L’une ou l’autre idée qui leur a été soumise les a-t-elle marqués, séduits, bousculés? Quels souhaits – ou mises en garde – émettent-ils éventuellement?

Autre question que nous leur avons posée: pourquoi le (futur) Plan numérique du Ministre Marcourt doit-il réussir (sous peine de…)?

 

Qu’ont donné les travaux de préparation du Conseil du Numérique et des groupes de travail thématiques, ou encore l’appel à contribution du grand public via le site Printemps du Numérique? Quelles idées se dégagent et pourraient se retrouver dans le rapport final qui sera remis au gouvernement, pendant la deuxième quinzaine de septembre? Quelle suite y sera donnée?
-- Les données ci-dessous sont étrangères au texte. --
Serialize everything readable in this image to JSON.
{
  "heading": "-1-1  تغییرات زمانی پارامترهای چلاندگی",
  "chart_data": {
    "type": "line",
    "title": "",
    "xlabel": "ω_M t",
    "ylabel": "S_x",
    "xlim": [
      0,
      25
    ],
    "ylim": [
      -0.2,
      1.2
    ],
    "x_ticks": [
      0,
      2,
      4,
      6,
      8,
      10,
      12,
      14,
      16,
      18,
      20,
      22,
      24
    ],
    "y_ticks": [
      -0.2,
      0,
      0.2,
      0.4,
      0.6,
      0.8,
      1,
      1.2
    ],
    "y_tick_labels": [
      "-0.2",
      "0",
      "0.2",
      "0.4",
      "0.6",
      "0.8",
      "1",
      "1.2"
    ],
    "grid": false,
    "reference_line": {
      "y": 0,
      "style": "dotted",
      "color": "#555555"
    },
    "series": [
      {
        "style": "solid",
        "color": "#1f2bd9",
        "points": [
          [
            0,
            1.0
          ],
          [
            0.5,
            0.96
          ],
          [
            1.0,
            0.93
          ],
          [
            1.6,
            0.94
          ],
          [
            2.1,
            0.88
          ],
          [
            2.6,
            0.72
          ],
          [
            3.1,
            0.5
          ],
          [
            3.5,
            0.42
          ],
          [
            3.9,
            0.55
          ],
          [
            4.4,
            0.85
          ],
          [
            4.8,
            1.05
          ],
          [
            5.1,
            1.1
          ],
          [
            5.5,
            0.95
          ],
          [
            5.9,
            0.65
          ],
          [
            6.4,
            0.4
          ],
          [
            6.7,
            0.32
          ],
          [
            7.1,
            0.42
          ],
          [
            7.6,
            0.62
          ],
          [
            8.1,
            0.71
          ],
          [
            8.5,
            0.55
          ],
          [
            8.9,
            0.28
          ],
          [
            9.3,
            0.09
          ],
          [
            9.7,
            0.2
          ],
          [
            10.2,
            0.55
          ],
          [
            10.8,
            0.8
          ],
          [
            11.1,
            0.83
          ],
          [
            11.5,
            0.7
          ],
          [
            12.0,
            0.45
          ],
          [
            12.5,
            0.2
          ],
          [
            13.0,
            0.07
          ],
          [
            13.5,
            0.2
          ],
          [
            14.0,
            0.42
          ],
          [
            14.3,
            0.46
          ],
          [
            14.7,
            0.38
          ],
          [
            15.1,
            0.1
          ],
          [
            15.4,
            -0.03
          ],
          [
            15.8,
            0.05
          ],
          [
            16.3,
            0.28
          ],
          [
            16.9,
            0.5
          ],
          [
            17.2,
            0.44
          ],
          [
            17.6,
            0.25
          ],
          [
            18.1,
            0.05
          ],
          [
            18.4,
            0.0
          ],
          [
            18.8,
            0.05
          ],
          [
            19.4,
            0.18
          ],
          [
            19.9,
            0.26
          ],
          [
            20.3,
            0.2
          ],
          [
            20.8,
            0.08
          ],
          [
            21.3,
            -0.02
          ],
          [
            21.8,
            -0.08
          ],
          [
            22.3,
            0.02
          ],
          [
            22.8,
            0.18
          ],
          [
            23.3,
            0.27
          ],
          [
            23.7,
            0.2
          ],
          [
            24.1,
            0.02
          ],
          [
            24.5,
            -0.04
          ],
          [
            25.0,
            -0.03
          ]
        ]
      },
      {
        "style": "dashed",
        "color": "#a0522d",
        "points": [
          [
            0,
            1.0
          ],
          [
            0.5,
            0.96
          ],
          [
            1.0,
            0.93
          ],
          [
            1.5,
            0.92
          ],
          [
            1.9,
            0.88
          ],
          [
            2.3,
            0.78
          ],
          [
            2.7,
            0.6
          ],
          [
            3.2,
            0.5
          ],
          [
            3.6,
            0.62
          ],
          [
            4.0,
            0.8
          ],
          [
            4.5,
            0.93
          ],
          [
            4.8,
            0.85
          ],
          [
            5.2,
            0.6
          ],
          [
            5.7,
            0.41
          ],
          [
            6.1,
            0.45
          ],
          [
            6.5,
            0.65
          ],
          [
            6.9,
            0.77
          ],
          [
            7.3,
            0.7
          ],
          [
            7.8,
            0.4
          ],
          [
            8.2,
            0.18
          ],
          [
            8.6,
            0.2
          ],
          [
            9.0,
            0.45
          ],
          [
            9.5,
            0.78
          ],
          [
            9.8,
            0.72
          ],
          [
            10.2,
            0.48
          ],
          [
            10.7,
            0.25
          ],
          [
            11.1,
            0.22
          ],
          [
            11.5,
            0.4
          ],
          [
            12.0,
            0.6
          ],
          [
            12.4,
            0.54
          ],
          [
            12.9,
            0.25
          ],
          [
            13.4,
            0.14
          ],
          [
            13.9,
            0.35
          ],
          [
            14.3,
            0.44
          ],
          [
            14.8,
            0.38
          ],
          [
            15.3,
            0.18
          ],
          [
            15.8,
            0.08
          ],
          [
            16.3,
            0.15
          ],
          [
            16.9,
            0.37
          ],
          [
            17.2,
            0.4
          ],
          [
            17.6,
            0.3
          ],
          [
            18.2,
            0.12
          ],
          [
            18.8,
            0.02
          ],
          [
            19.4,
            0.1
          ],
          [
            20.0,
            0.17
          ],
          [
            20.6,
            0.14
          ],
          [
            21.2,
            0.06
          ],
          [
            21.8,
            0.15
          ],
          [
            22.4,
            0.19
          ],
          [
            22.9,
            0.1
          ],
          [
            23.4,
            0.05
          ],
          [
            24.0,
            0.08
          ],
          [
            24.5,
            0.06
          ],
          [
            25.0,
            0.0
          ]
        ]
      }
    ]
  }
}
Sur ce point, Olivier de Wasseige, patron de Defimedia et administrateur délégué d’Internet Attitude, est catégorique: “Ce plan doit réussir, l’enjeu est capital. Pour tous les Wallons, et pour la Wallonie au sens large. D’un point de vue économique, je résumerais cela par le résultat d’une étude mondiale Digital Density Index d’Accenture qui mesure l’impact du taux de pénétration des technologies numériques dans l’économie et dans les entreprises d’un pays (voir encadré ci-dessous).

L’Accenture Digital Density Index, soit la ‘densité numérique’ d’un pays, est un score composé d’une cinquantaine d’indicateurs, notamment le volume des transactions en ligne, l’utilisation du cloud ou d’autres technologies d’optimisation des processus, la pénétration des compétences technologiques dans une entreprise et l’adhésion de l’économie aux nouveaux modèles commerciaux numériques.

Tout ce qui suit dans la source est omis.